Video and audio

At a minimum, videos must have:

  • transcripts for people who don’t want to watch the video, and for search engine indexing
  • closed captions for people who can’t hear the dialogue and other sounds

Think about all accessibility issues

Video is not just difficult for users with visual impairment. Think about:

  • hearing impairment
  • mobility — for example, restricted keyboard access
  • flickering and moving content
  • language difficulty
  • the user’s environment — for example a noisy location or a workplace where the sound disturbs colleagues

Provide a transcript and closed captions

Add the HTML transcript to the same page as the video.

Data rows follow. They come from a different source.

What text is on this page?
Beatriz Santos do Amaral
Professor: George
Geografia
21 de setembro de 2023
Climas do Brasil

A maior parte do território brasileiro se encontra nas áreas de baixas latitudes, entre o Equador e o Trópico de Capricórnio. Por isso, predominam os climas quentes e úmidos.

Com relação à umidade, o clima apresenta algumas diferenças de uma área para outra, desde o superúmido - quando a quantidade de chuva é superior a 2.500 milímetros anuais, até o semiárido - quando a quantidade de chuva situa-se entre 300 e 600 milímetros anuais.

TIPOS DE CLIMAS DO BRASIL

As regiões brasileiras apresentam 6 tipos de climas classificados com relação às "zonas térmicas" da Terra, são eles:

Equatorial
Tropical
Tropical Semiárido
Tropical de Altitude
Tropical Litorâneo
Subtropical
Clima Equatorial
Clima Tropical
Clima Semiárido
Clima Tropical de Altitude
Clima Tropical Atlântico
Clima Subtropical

Or add a link below or beside the video to a page with the transcript.

Include all speech content and the speakers’ names.

If there is only 1 speaker you can leave out their name, unless their identity is crucial to the content.

Write relevant non-verbal information in square brackets.

‘…to get to the other side [laughing].’

End the transcript with ‘End of transcript’.

Use audio description for important visual-only information

Provide audio description for any text displayed in the video.

Use audio description to give context if it is not obvious from the title.

You don’t need audio description for dialogue delivered straight to camera (‘talking heads’).

Auslan

Auslan is the Australian sign language and it is the primary or preferred language for many people in the Australian Deaf community. When producing videos for emergency communication, such as bushfires or floods, an Auslan interpreter must be present on screen for the entire duration of the video. For other videos, where possible, we recommend including an Auslan interpreter.